So, what happened? A follow-up article from the CBC reveals many sources of blame that are being slung around by those concerned, from competition by more innovative stores, to allegations that Sears Holdings CEO Edward Lampert selfishly pocketed profits that could have been reinvested into the business. The straw that broke the camel’s back was likely the company’s “Sears 2.0” marketing and rebranding strategy, which was launched last year with the hope that it would reinvent and revitalize the brand; but all it did was consume more money that the increasingly cash-strapped company could ill afford to lose.

However, the circumstances surrounding Sears’ withdrawal from our country (the U.S. branch will continue) go well beyond the company’s internal decisions. Sears may actually represent a business model that is struggling to survive in the current economic climate.

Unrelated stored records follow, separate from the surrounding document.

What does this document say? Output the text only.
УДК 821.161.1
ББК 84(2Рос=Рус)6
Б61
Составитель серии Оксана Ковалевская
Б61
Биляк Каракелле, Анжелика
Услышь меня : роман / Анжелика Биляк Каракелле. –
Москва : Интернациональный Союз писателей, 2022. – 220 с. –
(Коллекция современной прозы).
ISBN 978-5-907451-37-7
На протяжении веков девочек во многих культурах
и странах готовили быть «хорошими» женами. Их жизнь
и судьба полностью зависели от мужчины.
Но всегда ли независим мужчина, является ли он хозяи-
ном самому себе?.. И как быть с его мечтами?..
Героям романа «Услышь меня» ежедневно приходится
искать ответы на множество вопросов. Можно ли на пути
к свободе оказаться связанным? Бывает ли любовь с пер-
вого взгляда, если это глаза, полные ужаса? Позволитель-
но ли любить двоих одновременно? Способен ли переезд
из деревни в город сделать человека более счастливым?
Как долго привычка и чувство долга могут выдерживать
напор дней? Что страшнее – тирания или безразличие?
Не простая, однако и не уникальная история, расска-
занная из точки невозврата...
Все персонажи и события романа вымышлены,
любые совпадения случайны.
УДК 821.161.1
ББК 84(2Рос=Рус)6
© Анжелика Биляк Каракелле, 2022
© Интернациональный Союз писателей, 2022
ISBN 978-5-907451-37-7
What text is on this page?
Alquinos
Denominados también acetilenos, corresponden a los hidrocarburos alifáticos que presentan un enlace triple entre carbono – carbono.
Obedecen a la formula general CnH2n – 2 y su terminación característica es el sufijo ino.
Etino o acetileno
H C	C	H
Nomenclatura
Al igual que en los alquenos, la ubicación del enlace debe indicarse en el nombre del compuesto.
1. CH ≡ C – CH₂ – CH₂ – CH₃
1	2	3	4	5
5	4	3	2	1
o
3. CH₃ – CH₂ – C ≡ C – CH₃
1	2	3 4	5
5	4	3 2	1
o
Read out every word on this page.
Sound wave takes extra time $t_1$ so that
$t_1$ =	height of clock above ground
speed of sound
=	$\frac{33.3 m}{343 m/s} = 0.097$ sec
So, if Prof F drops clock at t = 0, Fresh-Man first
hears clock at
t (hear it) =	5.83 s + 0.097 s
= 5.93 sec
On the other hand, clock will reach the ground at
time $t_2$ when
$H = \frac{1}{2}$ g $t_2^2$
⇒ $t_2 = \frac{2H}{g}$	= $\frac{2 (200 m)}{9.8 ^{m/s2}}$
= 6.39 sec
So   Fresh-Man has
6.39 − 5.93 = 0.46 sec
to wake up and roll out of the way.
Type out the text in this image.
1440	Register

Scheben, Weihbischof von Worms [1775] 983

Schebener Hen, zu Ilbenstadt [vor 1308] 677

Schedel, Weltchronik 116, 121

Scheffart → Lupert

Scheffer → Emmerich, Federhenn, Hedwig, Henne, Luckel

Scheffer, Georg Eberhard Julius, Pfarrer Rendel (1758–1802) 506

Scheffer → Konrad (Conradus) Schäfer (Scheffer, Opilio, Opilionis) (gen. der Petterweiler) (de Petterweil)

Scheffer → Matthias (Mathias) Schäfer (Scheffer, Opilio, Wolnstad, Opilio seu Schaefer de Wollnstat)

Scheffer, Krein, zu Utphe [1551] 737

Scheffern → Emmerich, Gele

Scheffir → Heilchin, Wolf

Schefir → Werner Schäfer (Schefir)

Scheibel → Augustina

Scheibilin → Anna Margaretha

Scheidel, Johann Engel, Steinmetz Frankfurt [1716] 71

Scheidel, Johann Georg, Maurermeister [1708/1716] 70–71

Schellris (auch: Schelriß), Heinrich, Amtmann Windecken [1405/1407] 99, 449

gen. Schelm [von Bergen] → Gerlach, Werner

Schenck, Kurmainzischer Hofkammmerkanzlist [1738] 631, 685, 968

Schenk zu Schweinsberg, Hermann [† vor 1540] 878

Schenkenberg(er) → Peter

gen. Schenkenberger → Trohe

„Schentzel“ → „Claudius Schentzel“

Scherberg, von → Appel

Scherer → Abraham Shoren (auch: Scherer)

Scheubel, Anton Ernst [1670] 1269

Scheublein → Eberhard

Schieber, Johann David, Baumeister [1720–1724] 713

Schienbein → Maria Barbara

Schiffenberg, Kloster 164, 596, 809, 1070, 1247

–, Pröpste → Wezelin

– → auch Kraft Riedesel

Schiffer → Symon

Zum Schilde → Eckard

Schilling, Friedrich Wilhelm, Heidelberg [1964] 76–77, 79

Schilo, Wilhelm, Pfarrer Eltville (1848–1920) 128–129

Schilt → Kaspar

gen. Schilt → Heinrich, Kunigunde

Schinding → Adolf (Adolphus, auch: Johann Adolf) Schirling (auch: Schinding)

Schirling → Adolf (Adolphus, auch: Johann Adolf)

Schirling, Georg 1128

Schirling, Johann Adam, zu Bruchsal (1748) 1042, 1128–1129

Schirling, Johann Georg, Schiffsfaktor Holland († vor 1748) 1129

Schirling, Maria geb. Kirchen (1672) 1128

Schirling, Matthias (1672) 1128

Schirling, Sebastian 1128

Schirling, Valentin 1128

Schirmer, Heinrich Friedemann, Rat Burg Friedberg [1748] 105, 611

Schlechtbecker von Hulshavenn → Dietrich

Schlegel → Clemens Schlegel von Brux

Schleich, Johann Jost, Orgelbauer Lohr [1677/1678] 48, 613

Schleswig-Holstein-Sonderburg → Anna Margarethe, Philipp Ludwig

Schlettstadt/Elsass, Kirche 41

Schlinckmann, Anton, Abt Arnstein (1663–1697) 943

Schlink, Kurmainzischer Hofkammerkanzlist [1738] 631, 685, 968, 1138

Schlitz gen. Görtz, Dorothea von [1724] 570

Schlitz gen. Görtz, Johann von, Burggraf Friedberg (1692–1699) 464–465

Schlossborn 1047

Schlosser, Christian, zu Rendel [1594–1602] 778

The rise of e-commerce, such as online retailer Amazon, has been cited as a threat to the department store model, and the CBC article cites a failure to develop a proper online shopping apparatus as one of the factors in Sears Canada’s failure. However, according to a New York Times article from 2015, online competition is more of a threat to big box stores like Walmart and Costco, which are in a league of their own, with only 10 per cent of retail sales being conducted online. According to the article, the real reason why department stores like Sears, Macy’s, and JC Penny’s are suffering is something much more sinister income inequality.

Sears, and brands like it, have traditionally gone after the middle-class market, but as the middle-class struggles against inflation, stagnant wages, and vanishing benefits, this social group has less purchasing power than it did in the past. Other businesses have been undercutting them from both above, by high-end retailers with more specialized wares, and from below, by big box brands like Walmart and Costco that offer a wide range of cheap products. “There are varying gradients of dead or dying or flat, but anything in the middle is problematic,” said Steven Lowy, co-chief executive of Westfield Corporation, which owns several shopping malls around the world, who was quoted in the Times article.

A 2016 article from Business Insider also cites mall closures as a major factor in why department stores are going under. Department stores traditionally comprise the so-called “anchor stores” of most shopping malls, and malls could be said to be their natural habitat. With increasing mall closures over the years, fewer locations are available for department stores to use, which cuts into their earnings. This creates a negative feedback loop wherein closure of anchor stores cause malls to suffer, unless and until they can be replaced. If they cannot, or if their bad fortune continues regardless, then the mall will close, and department store brands will have fewer viable locations to choose from.

These broader trends mean trouble for the department store business model, but the failure of Sears Canada cannot be laid entirely at the feet of circumstances that they had no control over. According to the CBC, Sears Canada had gone through three CEOs in the last four years, each time bringing new ideas, and a new direction. Sears certainly needed to change course, either towards a more diverse and low-tier selection, or by attempting to appeal to upmarket shoppers; but Sears dithered, and sat on the fence for too long. The constant changes in leadership robbed the company of a clear direction that it could stick to. It would also have helped if Sears had been able to begin the transition years earlier, before their funds began to dwindle, and before they had sold off so many of their locations. The Sears 2.0 initiative may have been the right idea, but by the time it was rolled out, it was too little, too late.